Abstract
This study aimed to isolate microorganisms from gelatin production systems, an extreme environment, which were prospected to isolate bacteria that secreted keratin degrading proteases. Keratin protein-containing materials are major by-products of the livestock and poultry processing industries. Keratin protein may have potential applications in food and nutrition; however, keratins are resistant to degradation by many common proteases, including those in the digestive system. Prospecting for proteases that possess keratin-degrading capability would enable utilization of keratin protein. Specialized environments such as that used for gelatin production, involves alkaline pre-treatment of animal hide in conditioning baths that leads to the release of animal skin, hair, and bone debris. The bath liquor and debris may harbour bacteria that may secrete keratinases in response to keratin containing materials in the environment.
The isolation of protease-secreting microorganisms was achieved by the cultivation of the above materials at 37oC in either (1) liquid broth Tris TSB (tryptic soy broth (TSB) containing 50 mM Tris with final media pH 8.5 or 10.8), or (2) on milk TSA agar (tryptic soy agar (TSA) containing 50 mM Tris and 1% (w/v) low-fat milk with final media pH approximately 8.8). Microorganisms were not able to be isolated at pH 10.8, but some species grew on Tris TSB at pH 8.5 and on milk TSA. Microbial colonies on milk TSA were collected and identified by 16S rRNA gene sequencing. Sequence comparison with online databases showed that microorganisms isolated from conditioning bath liquors (CBLs) were primarily from Bacillus genus, while those isolated from animal hide, hair and bone debris were members of Aeromonas genus. The microbial communities associated with two types of CBLs which were used to pre-treat the animal hide for 5 and 45 days, i.e. CBL C5 and CBL D45 respectively were investigated via metagenomic 16S V3-V4 rRNA amplicon sequencing using an Illumina MiSeqTM platform. The 16S rRNA gene libraries were demultiplexed, denoised/clustered, and then taxonomically classified using reference sequences from the Silva 16S databases using Qiime2 software. The results showed that both CBLs contained numerous genera of microbes made up predominantly of Burkholderiaceae, Enterobacteriaceae, and Carnobacteriaceae. And, these may not be viable microorganisms. The alpha and beta diversity of CBLs were also not substantially different.

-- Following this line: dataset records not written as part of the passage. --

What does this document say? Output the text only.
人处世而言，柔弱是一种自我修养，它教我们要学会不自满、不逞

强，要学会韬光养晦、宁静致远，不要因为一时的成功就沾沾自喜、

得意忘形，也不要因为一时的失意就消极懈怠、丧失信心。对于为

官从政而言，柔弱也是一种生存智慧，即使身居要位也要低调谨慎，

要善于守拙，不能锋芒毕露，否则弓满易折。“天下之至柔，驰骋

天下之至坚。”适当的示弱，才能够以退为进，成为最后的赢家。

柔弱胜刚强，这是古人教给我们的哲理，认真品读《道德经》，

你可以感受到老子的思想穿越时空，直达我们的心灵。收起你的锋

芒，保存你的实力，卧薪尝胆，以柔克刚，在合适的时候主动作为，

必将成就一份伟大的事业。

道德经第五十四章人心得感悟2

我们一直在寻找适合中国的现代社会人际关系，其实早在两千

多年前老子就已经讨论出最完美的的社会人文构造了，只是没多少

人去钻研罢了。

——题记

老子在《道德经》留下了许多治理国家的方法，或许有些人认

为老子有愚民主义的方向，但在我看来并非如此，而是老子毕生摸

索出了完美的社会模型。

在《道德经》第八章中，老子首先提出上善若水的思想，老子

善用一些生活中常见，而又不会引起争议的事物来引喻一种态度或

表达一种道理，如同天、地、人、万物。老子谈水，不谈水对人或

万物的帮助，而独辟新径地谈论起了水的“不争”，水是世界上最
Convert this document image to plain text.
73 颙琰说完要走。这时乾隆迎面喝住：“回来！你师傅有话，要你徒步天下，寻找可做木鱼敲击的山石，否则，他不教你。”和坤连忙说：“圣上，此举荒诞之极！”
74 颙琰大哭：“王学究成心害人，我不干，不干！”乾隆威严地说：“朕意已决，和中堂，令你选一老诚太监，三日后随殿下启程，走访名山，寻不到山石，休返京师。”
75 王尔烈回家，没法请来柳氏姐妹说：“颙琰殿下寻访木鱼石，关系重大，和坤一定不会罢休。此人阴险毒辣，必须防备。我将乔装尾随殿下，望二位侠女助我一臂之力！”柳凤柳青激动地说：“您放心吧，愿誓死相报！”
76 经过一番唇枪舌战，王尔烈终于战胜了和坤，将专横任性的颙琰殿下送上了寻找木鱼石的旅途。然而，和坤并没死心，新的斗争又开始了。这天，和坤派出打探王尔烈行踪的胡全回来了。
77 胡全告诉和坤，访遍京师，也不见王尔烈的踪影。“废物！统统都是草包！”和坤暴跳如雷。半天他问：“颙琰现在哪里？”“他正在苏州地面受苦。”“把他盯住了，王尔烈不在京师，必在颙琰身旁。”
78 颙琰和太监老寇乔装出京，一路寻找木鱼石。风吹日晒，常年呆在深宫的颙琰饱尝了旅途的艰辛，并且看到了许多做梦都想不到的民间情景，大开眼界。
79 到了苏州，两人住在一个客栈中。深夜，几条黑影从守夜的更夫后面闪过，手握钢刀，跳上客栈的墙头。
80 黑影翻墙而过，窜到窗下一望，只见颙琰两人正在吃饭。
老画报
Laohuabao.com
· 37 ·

Two strains of Bacillus licheniformis that were encoded CP7 and DP1 were chosen for the studies, due to the generally recognized as safe (GRAS) status of many members of this bacterial species. The strains were evaluated for optimum growth conditions and nutrient requirement for the production of extracellular proteases, assayed using either casein or extracted soluble wool keratin as substrates. The results indicated that the optimum cultivation conditions for protease production by CP7 was 50oC, pH 7.5, 200 rpm, 24 h in sucrose, wool, NaCl and K2HPO4 (SWNK) media containing (w/v) 1.5% sucrose, 0.434 % wool, 5% NaCl and 70 mM K2HPO4, and for DP1, 50oC, pH 9.0, 200 rpm and 24 h in sucrose-malt extract, NaCl and K2HPO4 (SMNK) media containing 0.5% sucrose, 0.5% malt extract, 5% NaCl, and 70 mM K2HPO4. Only CP7 was found to be capable of producing keratinase(s) with the capability to degrade native chicken feather and wool. CP7 cell pellet was also investigated but was found to have quite a low level of proteases. The secreted CP7 proteases were harvested from the growth media and concentrated by ammonium sulphate precipitation. Two major protease containing fractions were obtained by anion exchange chromatography (Q-FPLC), which exhibited the capability of degrading keratin-containing materials. The target protease fractions were further fractionated using gel permeation (S100-FPLC) and analysed by reversed-phase chromatography (RP-HPLC). The protein and hydrolytic profiles of the protease fractions were investigated using SDS-PAGE and gelatin zymography. Protein gel bands were excised and subjected to in-gel digestion and LC-MS/MS for protein identification. Two protease fractions (QP0 SP2 and QP1 SP3) analysed were found to contain protease related to B. licheniformis Subtilisin Carlsberg. The optimal activity of the proteases was found to be 60oC, pH 10.0 and pH 6.0-10.0, respectively. This research has provided further insight into culturable protease-producing microorganisms in such gelatin production alkaline environment. Although the proteases analysed in this study have similar sequence homology to subtilisin Carlsberg, they appear to require different conditions for optimal activity. Various metal ions, protease inhibitors, reducing agents, and a detergent were also used to characterize both QP0 SP2 and QP1 SP3.